Wednesday, March 12, 2014

Cognitive Consonance

When you listen to music that you love something special happens in your brain. The sounds and harmonies come together to create pleasure, to be sure, but you don’t love the resolution.

Yes the resolution of a song is great. The moment when it all comes together and lines up in perfect harmony sounds very nice. But the research shows that what we really enjoy is the moment just before the resolution. When all the tension and all the pent-up movement is at its peak, that’s the moment we love music.


Dissonance, cognitive or otherwise, is a state of unrest. It’s clashing, frustrating, unsettling agitation. It’s a sliver in your palm that you feel with every subtle movement that keeps you constantly moving.

King David had a rough life sometimes. Sure he had the moments when he was king over Israel and he got to enjoy his life, but it seems that he had many more moments where he was on the run for his life or hiding from his enemies. David also liked to write music. He wrote many of the psalms in the bible, one of the more famous is the 22nd psalm.

It starts out with the words that Jesus said: “My God, my God, Why have you forsaken me?”

The moment of dissonance in a song calls out for a resolution but it’s not there yet. If you think of the tune to “Twinkle, Twinkle Little Star” (or the ABCs song if you want something different). The first phrase of the song ends in expectation. It calls out for something more. If you just sang the first line it would feel incomplete. But once you finish (“How I wonder what you are.”), the resolution is there and the song is at rest. You could just stop and be okay.

The story goes that Beethoven’s wife would get so annoyed with him sleeping late that she would go to the piano and play seven notes: Do, Re, Mi, Fa, So, La, Ti… Then she would stop. Beethoven needed the resolution, he needed the notes to return to Do, so badly that it got him out of bed and to the piano to play that one resolving note.

David started out Psalm 22 with a lament. He started with dissonance. He quested where God was in his life. He doubted God’s presence. He was scared, alone, frustrated, and confused. So he wrote a song about it. It told God how he felt.
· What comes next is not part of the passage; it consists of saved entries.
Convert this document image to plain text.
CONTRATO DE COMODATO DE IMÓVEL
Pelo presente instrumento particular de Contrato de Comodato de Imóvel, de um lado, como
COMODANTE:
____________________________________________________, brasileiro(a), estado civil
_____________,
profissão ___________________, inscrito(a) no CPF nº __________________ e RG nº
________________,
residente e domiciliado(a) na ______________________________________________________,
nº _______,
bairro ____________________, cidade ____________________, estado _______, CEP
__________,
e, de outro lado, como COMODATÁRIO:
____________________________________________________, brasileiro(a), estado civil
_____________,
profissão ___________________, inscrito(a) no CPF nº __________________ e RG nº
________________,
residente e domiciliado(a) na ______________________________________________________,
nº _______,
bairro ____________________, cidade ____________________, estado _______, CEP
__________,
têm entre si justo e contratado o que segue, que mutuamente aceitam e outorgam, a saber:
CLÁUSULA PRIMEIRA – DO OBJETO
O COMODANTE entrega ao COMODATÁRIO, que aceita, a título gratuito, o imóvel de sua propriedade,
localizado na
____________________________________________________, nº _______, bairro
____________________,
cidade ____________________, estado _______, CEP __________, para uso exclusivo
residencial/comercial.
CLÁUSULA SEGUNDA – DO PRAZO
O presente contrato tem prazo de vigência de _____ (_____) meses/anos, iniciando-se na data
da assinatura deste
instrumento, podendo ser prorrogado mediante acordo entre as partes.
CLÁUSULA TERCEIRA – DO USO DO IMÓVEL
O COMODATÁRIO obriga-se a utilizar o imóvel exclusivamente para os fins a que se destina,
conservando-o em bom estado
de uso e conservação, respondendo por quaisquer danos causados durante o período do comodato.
Spoiler alert: David didn’t feel great. He reminded God of the past and then questioned why God wasn’t doing that today. He told God about all his struggles and wondered where God was in the midst of them. But then something started to happen. Toward the end of the song something shifted.

When we’re listening to music the moment of dissonance is only really pleasurable when we know it’s going to resolve. In our favorite pieces, the ones we listen to over and over again, we anticipate the resolution. Our brains know what’s going to happen so they let us enjoy the conflict. It doesn’t work the same way in a song you’ve never heard or in a song that never resolves.

Jazz is music based on improvisation and dissonance. The basic idea is that you take a song that everyone knows and then you change it. You riff on it to make something new. You create new points of dissonance and different resolutions. We still have the familiarity with the original piece, but we get to experience the conflict and resolution in different ways.

David kept recounting all the ways that God had been faithful in the past and he started to see God’s faithfulness to him, even in the midst of his trouble. He remembered the past resolutions; he recognized the theme and he started to anticipate the resolution coming.

From the song that started out with the dissonance of feeling forsaken, David moves to singing: “I will declare your name to my people; in the assembly I will praise you. You who fear the Lord, praise him!” (Ps. 22.22-3).

When we encounter cognitive dissonance it can be frustrating or even frightening. Our minds crave rest, but they derive the most pleasure from the moment just before the promised rest. If we don’t know when the rest is coming, we can’t enjoy the conflict. But if we can see the pattern that has happened before and notice how it’s repeating in our lives, we can know that rest is coming.

Engaging doubt, questioning, searching, and changing are all dissonant activities. They are painful, fearful, and frustrating if we don’t know where we’re going. We’re afraid that we won’t ever have rest again. But once we’ve been through it or we’ve seen someone else go through it we can have hope that we’ll get to the rest again.

That hope allows us to enjoy the dissonance instead of dreading it.

Discussion:

What’s your favorite song? What’s your favorite part of your favorite song?

When you go on a hike or a drive to a new place, how does the trip feel? What about the second time? What about when you are going home from work?

What does your to-do list look like on your day off? What do you want it to look like?

How were you taught to deal with fear and doubt when you were growing up? Regarding school? Regarding sports? Music? Faith?

How would it change your life if you were familiar with the “tune” of moving from cognitive dissonance to consonance?